After the authentic SARS-CoV-2 inhibition assay, we fixed the cells with 4% paraformaldehyde (Bio-Rad) and permeabilized by using Triton X-100 (Sigma, USA). Cells were stained with polyclonal rabbit anti-NP antibody and a secondary peroxidase-labeled goat anti-rabbit IgG H&L (Alexa Fluor® 488) (Abcam). DAPI was used to color nucleus and images were acquired by Axio Observer microscope (Zeiss, Germany) [40] and chloroquine (CQ) was used as a positive control [23].

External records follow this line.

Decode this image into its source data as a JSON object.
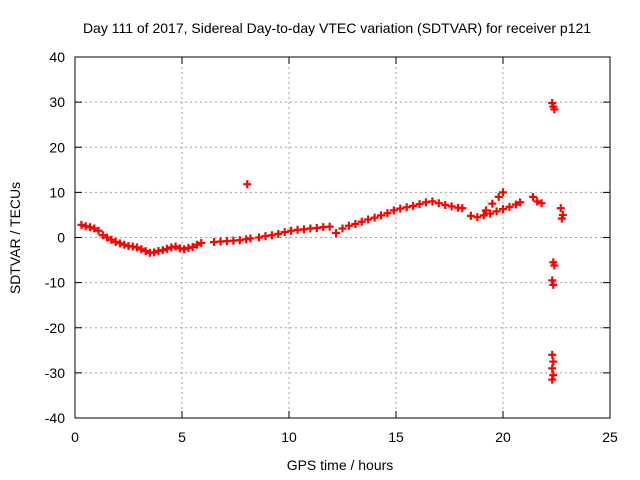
{
  "chart_data": {
    "type": "scatter",
    "title": "Day 111 of 2017, Sidereal Day-to-day VTEC variation (SDTVAR) for receiver p121",
    "xlabel": "GPS time / hours",
    "ylabel": "SDTVAR / TECUs",
    "xlim": [
      0,
      25
    ],
    "ylim": [
      -40,
      40
    ],
    "xticks": [
      0,
      5,
      10,
      15,
      20,
      25
    ],
    "yticks": [
      -40,
      -30,
      -20,
      -10,
      0,
      10,
      20,
      30,
      40
    ],
    "grid": true,
    "marker": "plus",
    "color": "#ff0000",
    "series": [
      {
        "name": "SDTVAR",
        "points": [
          [
            0.3,
            2.8
          ],
          [
            0.5,
            2.5
          ],
          [
            0.7,
            2.3
          ],
          [
            0.9,
            2.0
          ],
          [
            1.1,
            1.5
          ],
          [
            1.3,
            0.5
          ],
          [
            1.5,
            0.0
          ],
          [
            1.7,
            -0.5
          ],
          [
            1.9,
            -1.0
          ],
          [
            2.1,
            -1.3
          ],
          [
            2.3,
            -1.6
          ],
          [
            2.5,
            -1.9
          ],
          [
            2.7,
            -2.0
          ],
          [
            2.9,
            -2.2
          ],
          [
            3.1,
            -2.6
          ],
          [
            3.3,
            -3.0
          ],
          [
            3.5,
            -3.4
          ],
          [
            3.7,
            -3.3
          ],
          [
            3.9,
            -3.0
          ],
          [
            4.1,
            -2.8
          ],
          [
            4.3,
            -2.5
          ],
          [
            4.5,
            -2.2
          ],
          [
            4.7,
            -2.0
          ],
          [
            4.9,
            -2.4
          ],
          [
            5.1,
            -2.6
          ],
          [
            5.3,
            -2.3
          ],
          [
            5.5,
            -2.1
          ],
          [
            5.7,
            -1.6
          ],
          [
            5.9,
            -1.2
          ],
          [
            6.5,
            -1.0
          ],
          [
            6.8,
            -0.9
          ],
          [
            7.1,
            -0.8
          ],
          [
            7.4,
            -0.7
          ],
          [
            7.7,
            -0.6
          ],
          [
            8.0,
            -0.4
          ],
          [
            8.2,
            -0.2
          ],
          [
            8.05,
            11.8
          ],
          [
            8.6,
            0.0
          ],
          [
            8.9,
            0.3
          ],
          [
            9.2,
            0.5
          ],
          [
            9.5,
            0.8
          ],
          [
            9.8,
            1.2
          ],
          [
            10.1,
            1.5
          ],
          [
            10.4,
            1.7
          ],
          [
            10.7,
            1.8
          ],
          [
            11.0,
            2.0
          ],
          [
            11.3,
            2.1
          ],
          [
            11.6,
            2.3
          ],
          [
            11.9,
            2.4
          ],
          [
            12.2,
            1.0
          ],
          [
            12.5,
            2.0
          ],
          [
            12.8,
            2.6
          ],
          [
            13.1,
            3.0
          ],
          [
            13.4,
            3.5
          ],
          [
            13.7,
            4.0
          ],
          [
            14.0,
            4.4
          ],
          [
            14.3,
            4.9
          ],
          [
            14.6,
            5.4
          ],
          [
            14.9,
            6.0
          ],
          [
            15.2,
            6.4
          ],
          [
            15.5,
            6.7
          ],
          [
            15.8,
            7.0
          ],
          [
            16.1,
            7.4
          ],
          [
            16.4,
            7.8
          ],
          [
            16.7,
            8.0
          ],
          [
            17.0,
            7.6
          ],
          [
            17.3,
            7.2
          ],
          [
            17.6,
            6.9
          ],
          [
            17.9,
            6.6
          ],
          [
            18.1,
            6.5
          ],
          [
            18.5,
            4.8
          ],
          [
            18.8,
            4.5
          ],
          [
            19.1,
            4.9
          ],
          [
            19.4,
            5.3
          ],
          [
            19.7,
            5.8
          ],
          [
            20.0,
            6.3
          ],
          [
            20.3,
            6.8
          ],
          [
            20.6,
            7.3
          ],
          [
            20.8,
            7.8
          ],
          [
            19.2,
            6.0
          ],
          [
            19.5,
            7.5
          ],
          [
            19.8,
            9.0
          ],
          [
            20.0,
            10.0
          ],
          [
            21.4,
            9.0
          ],
          [
            21.6,
            8.0
          ],
          [
            21.8,
            7.6
          ],
          [
            22.3,
            29.8
          ],
          [
            22.35,
            29.0
          ],
          [
            22.4,
            28.4
          ],
          [
            22.35,
            -5.5
          ],
          [
            22.4,
            -6.2
          ],
          [
            22.3,
            -9.5
          ],
          [
            22.35,
            -10.5
          ],
          [
            22.3,
            -26.0
          ],
          [
            22.35,
            -27.5
          ],
          [
            22.3,
            -29.0
          ],
          [
            22.35,
            -30.5
          ],
          [
            22.3,
            -31.5
          ],
          [
            22.7,
            6.5
          ],
          [
            22.8,
            5.0
          ],
          [
            22.75,
            4.2
          ]
        ]
      }
    ]
  }
}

Authentic SARS-CoV-2 inhibition assay

Authentic SARS-CoV-2 inhibition assay was performed by Wuhan Institute of Virology, Chinese Academy of Sciences, as described previously [13,23]. Briefly, SARS-CoV-2 (Wuhan-HU-1) was incubated with different concentrations of compound 12f for 1 h before placing the mixture on vero-E6 cells for another 1 h incubation (MOI = 0.01). After that, fresh medium with variant concentrations of 12f was added and viral total RNA were extracted by Viral RNA/DNA Extraction Kit (Takara, Japan) after 24 h, and the S gene copies were quantified on ABI 7500 (Takara TB Green® Premix Ex Taq™ II, Japan) by using the primers reported before [23], Foward: GCTCCCTCTCATCAGTTCCA; Reverse: CTCAAGTGTCTGTGGATCACG.

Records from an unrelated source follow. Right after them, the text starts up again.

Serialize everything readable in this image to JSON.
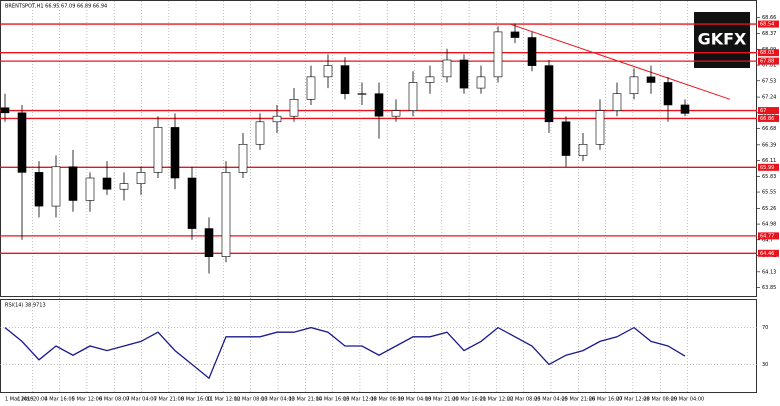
{
  "chart_data": {
    "type": "candlestick",
    "title": "BRENTSPOT,H1 66.95 67.09 66.89 66.94",
    "logo": "GKFX",
    "time_labels": [
      "1 Mar 2019",
      "1 Mar 20:00",
      "4 Mar 16:00",
      "5 Mar 12:00",
      "6 Mar 08:00",
      "7 Mar 04:00",
      "7 Mar 21:00",
      "8 Mar 16:00",
      "11 Mar 12:00",
      "12 Mar 08:00",
      "13 Mar 04:00",
      "13 Mar 21:00",
      "14 Mar 16:00",
      "15 Mar 12:00",
      "18 Mar 08:00",
      "19 Mar 04:00",
      "19 Mar 21:00",
      "20 Mar 16:00",
      "21 Mar 12:00",
      "22 Mar 08:00",
      "25 Mar 04:00",
      "25 Mar 21:00",
      "26 Mar 16:00",
      "27 Mar 12:00",
      "28 Mar 08:00",
      "29 Mar 04:00"
    ],
    "open": [
      67.05,
      66.96,
      65.9,
      65.3,
      66.0,
      65.4,
      65.8,
      65.6,
      65.7,
      65.9,
      66.7,
      65.8,
      64.9,
      64.4,
      65.9,
      66.4,
      66.8,
      66.9,
      67.2,
      67.6,
      67.8,
      67.3,
      67.3,
      66.9,
      67.0,
      67.5,
      67.6,
      67.9,
      67.4,
      67.6,
      68.4,
      68.3,
      67.8,
      66.8,
      66.2,
      66.4,
      67.0,
      67.3,
      67.6,
      67.5,
      67.1
    ],
    "high": [
      67.3,
      67.1,
      66.1,
      66.2,
      66.3,
      65.9,
      66.1,
      65.9,
      66.0,
      66.9,
      66.95,
      66.0,
      65.1,
      66.1,
      66.6,
      66.95,
      67.1,
      67.4,
      67.8,
      68.0,
      67.95,
      67.5,
      67.5,
      67.2,
      67.7,
      67.8,
      68.1,
      68.0,
      67.8,
      68.5,
      68.55,
      68.4,
      67.9,
      66.9,
      66.6,
      67.2,
      67.5,
      67.75,
      67.8,
      67.6,
      67.2
    ],
    "low": [
      66.8,
      64.7,
      65.1,
      65.1,
      65.2,
      65.2,
      65.5,
      65.4,
      65.5,
      65.8,
      65.6,
      64.7,
      64.1,
      64.3,
      65.8,
      66.3,
      66.6,
      66.8,
      67.1,
      67.4,
      67.2,
      67.1,
      66.5,
      66.8,
      66.9,
      67.3,
      67.5,
      67.3,
      67.3,
      67.5,
      68.2,
      67.7,
      66.6,
      66.0,
      66.1,
      66.3,
      66.9,
      67.2,
      67.3,
      66.8,
      66.9
    ],
    "close": [
      66.96,
      65.9,
      65.3,
      66.0,
      65.4,
      65.8,
      65.6,
      65.7,
      65.9,
      66.7,
      65.8,
      64.9,
      64.4,
      65.9,
      66.4,
      66.8,
      66.9,
      67.2,
      67.6,
      67.8,
      67.3,
      67.3,
      66.9,
      67.0,
      67.5,
      67.6,
      67.9,
      67.4,
      67.6,
      68.4,
      68.3,
      67.8,
      66.8,
      66.2,
      66.4,
      67.0,
      67.3,
      67.6,
      67.5,
      67.1,
      66.95
    ],
    "ylim": [
      63.7,
      68.95
    ],
    "yticks": [
      63.85,
      64.13,
      64.42,
      64.7,
      64.98,
      65.26,
      65.55,
      65.83,
      66.11,
      66.39,
      66.68,
      66.96,
      67.24,
      67.53,
      67.81,
      68.09,
      68.37,
      68.66
    ],
    "levels": [
      68.54,
      68.03,
      67.88,
      67.0,
      66.86,
      65.99,
      64.77,
      64.46
    ],
    "level_color": "#e8141c",
    "trendline": [
      68.54,
      67.2
    ],
    "rsi": {
      "title": "RSI(14) 38.9713",
      "color": "#1a1a8c",
      "values": [
        70,
        55,
        35,
        50,
        40,
        50,
        45,
        50,
        55,
        65,
        45,
        30,
        15,
        60,
        60,
        60,
        65,
        65,
        70,
        65,
        50,
        50,
        40,
        50,
        60,
        60,
        65,
        45,
        55,
        70,
        60,
        50,
        30,
        40,
        45,
        55,
        60,
        70,
        55,
        50,
        39
      ],
      "ylim": [
        0,
        100
      ],
      "yticks": [
        30,
        70
      ]
    },
    "grid": true
  }
}
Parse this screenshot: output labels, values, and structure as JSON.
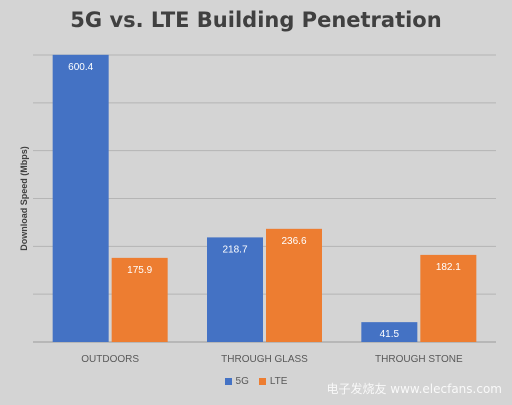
{
  "chart_data": {
    "type": "bar",
    "title": "5G vs. LTE Building Penetration",
    "ylabel": "Download Speed (Mbps)",
    "xlabel": "",
    "categories": [
      "OUTDOORS",
      "THROUGH GLASS",
      "THROUGH STONE"
    ],
    "series": [
      {
        "name": "5G",
        "values": [
          600.4,
          218.7,
          41.5
        ],
        "color": "#4472c4"
      },
      {
        "name": "LTE",
        "values": [
          175.9,
          236.6,
          182.1
        ],
        "color": "#ed7d31"
      }
    ],
    "ylim": [
      0,
      600
    ],
    "grid": true,
    "legend": "bottom"
  },
  "watermark": "电子发烧友 www.elecfans.com"
}
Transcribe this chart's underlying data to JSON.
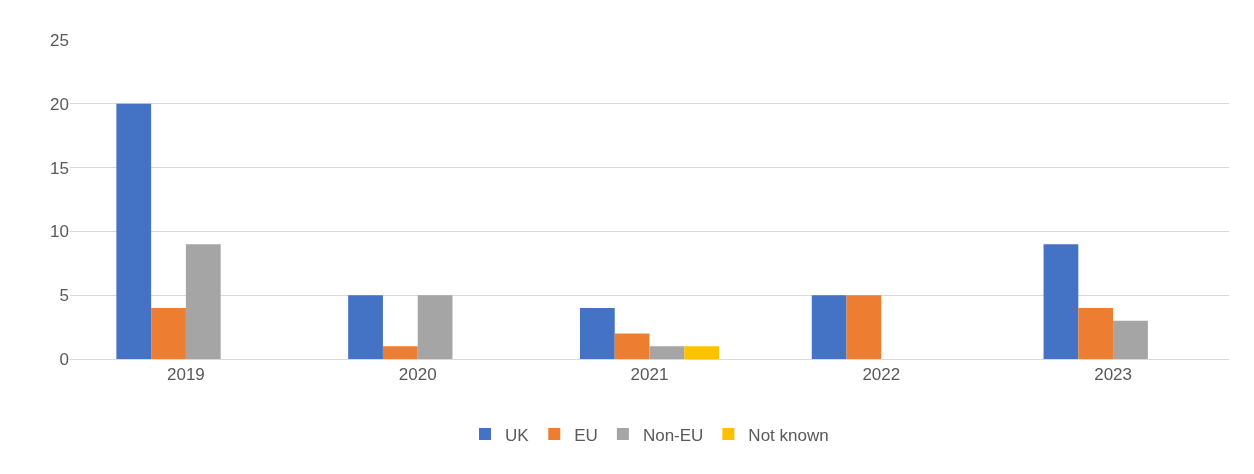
{
  "chart_data": {
    "type": "bar",
    "categories": [
      "2019",
      "2020",
      "2021",
      "2022",
      "2023"
    ],
    "series": [
      {
        "name": "UK",
        "color": "#4472c4",
        "values": [
          20,
          5,
          4,
          5,
          9
        ]
      },
      {
        "name": "EU",
        "color": "#ed7d31",
        "values": [
          4,
          1,
          2,
          5,
          4
        ]
      },
      {
        "name": "Non-EU",
        "color": "#a5a5a5",
        "values": [
          9,
          5,
          1,
          0,
          3
        ]
      },
      {
        "name": "Not known",
        "color": "#ffc000",
        "values": [
          0,
          0,
          1,
          0,
          0
        ]
      }
    ],
    "ylim": [
      0,
      25
    ],
    "yticks": [
      0,
      5,
      10,
      15,
      20,
      25
    ],
    "grid": "y",
    "legend": "bottom"
  }
}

Co-immunoprecipitation (Co-IP) assay and western blotting

Plasmids pcDNA3.1-ACE2-Flag and pcDNA3.1-SARS-S were co-transfected into 293T cells. Total protein was extracted after 48 h and then incubated with protein A Sepharose in conjunction with anti-flag antibody or mouse IgG. The samples were incubated overnight and separated by 10% PAGE subsequently, followed by transfer to nitrocellulose membranes (Roche, Germany). ACE2 and SARS-S were detected by anti-Flag (Sigma, USA) and anti-SARS-CoV-S (Sinol biological Inc., China) with mouse anti-goat-horseradish peroxidase (HRP) (Fude biological Technology Co., LTD., China) as the secondary antibody, respectively [41].

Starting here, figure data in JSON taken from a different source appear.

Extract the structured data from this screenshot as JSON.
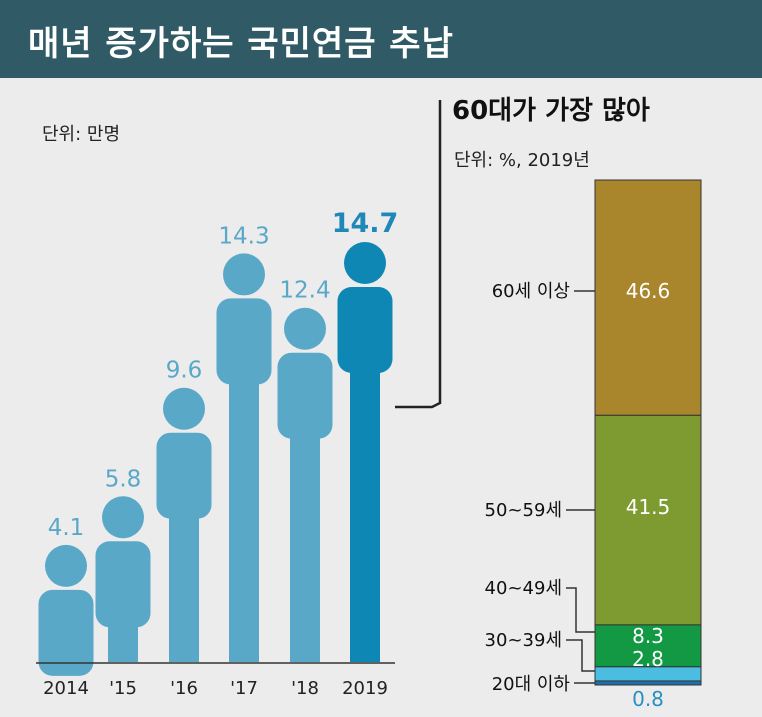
{
  "header": {
    "title": "매년 증가하는 국민연금 추납"
  },
  "colors": {
    "header_bg": "#2f5a66",
    "person": "#5aa8c8",
    "person_highlight": "#0f87b5",
    "age_60_plus": "#a9852c",
    "age_50_59": "#7e9b32",
    "age_40_49": "#139944",
    "age_30_39": "#4bbde0",
    "age_20_under": "#1f6fae"
  },
  "chart_data": [
    {
      "type": "bar",
      "unit_label": "단위: 만명",
      "categories": [
        "2014",
        "'15",
        "'16",
        "'17",
        "'18",
        "2019"
      ],
      "values": [
        4.1,
        5.8,
        9.6,
        14.3,
        12.4,
        14.7
      ],
      "value_labels": [
        "4.1",
        "5.8",
        "9.6",
        "14.3",
        "12.4",
        "14.7"
      ],
      "highlight_index": 5
    },
    {
      "type": "bar",
      "stacked": true,
      "title": "60대가 가장 많아",
      "unit_label": "단위: %, 2019년",
      "categories": [
        "60세 이상",
        "50~59세",
        "40~49세",
        "30~39세",
        "20대 이하"
      ],
      "values": [
        46.6,
        41.5,
        8.3,
        2.8,
        0.8
      ],
      "value_labels": [
        "46.6",
        "41.5",
        "8.3",
        "2.8",
        "0.8"
      ]
    }
  ]
}
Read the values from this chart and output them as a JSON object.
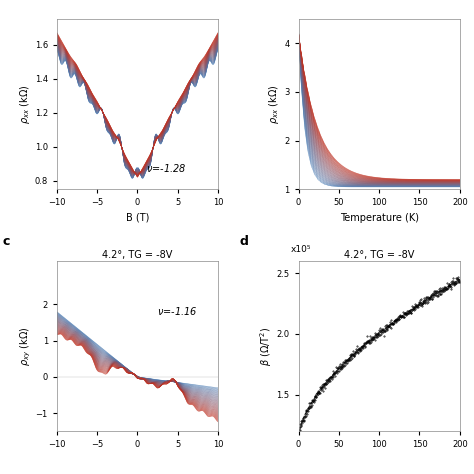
{
  "panel_a": {
    "xlabel": "B (T)",
    "xlim": [
      -10,
      10
    ],
    "ylim": [
      0.75,
      1.75
    ],
    "yticks": [
      0.8,
      1.0,
      1.2,
      1.4,
      1.6
    ],
    "xticks": [
      -10,
      -5,
      0,
      5,
      10
    ],
    "annotation": "v=-1.28",
    "n_traces": 50
  },
  "panel_b": {
    "xlabel": "Temperature (K)",
    "xlim": [
      0,
      200
    ],
    "ylim": [
      1.0,
      4.5
    ],
    "yticks": [
      1,
      2,
      3,
      4
    ],
    "xticks": [
      0,
      50,
      100,
      150,
      200
    ],
    "n_traces": 50
  },
  "panel_c": {
    "title": "4.2°, TG = -8V",
    "xlim": [
      -10,
      10
    ],
    "ylim": [
      -1.5,
      3.2
    ],
    "yticks": [
      -1,
      0,
      1,
      2
    ],
    "xticks": [
      -10,
      -5,
      0,
      5,
      10
    ],
    "annotation": "v=-1.16",
    "n_traces": 50
  },
  "panel_d": {
    "title": "4.2°, TG = -8V",
    "xlim": [
      0,
      200
    ],
    "ylim": [
      1.2,
      2.6
    ],
    "yticks": [
      1.5,
      2.0,
      2.5
    ],
    "xticks": [
      0,
      50,
      100,
      150,
      200
    ],
    "scale_label": "x10⁵"
  },
  "color_cold": "#4a7db5",
  "color_hot": "#c03020",
  "bg_color": "#ffffff"
}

Surface plasmon resonance (SPR) measurement

Compound 12f was fixed on the chip by photo-crosslinking, then recombinant SARS-CoV-2 S-trimer, S1 subunit or S2 subunit protein (DRA 47, DRA 48, DRA 49, Novoprotein Inc. Shanghai) at indicated concentrations were injected sequentially into the chamber in buffer PBST (0.1% Tween 20, pH 7.4), the interaction of S-trimer, S1 subunit or S2 subunit with 12f fixed was detected by PlexArrayTM HT SPRi (Seattle, US). The reaction temperature was controlled at 4 °C, binding time was 600 s, disassociation time was 360 s, flow rate was 0.5 μL/s, the chip was regenerated with Glycine Hydrochloride (pH 2.0). The data of interaction signals was retrieved and analyzed with PlexeraDE software [42].

Cell-cell fusion assays

HEK-293T cells were transfected with pAAV-IRES-GFP-SARS-CoV-2 S or vehicle plasmid pAAV-IRES-GFP to construct effector cells by using Polyjet (SignaGen, USA) [13,23]. Targeted cells (Vero-E6) were seeded in 96 well plates (20,000 cells per well) 6 h prior to cell-cell fusion. Effector cells were firstly treated with different concentrations of compounds for 30 min, then were overlaid on targeted cells. After 24 h, three random fields were imaged by inverted fluorescence microscope (Zeiss, Germany) [13].

Declaration of competing interest

The authors declare that they have no known competing financial interests or personal relationships that could have appeared to influence the work reported in this paper.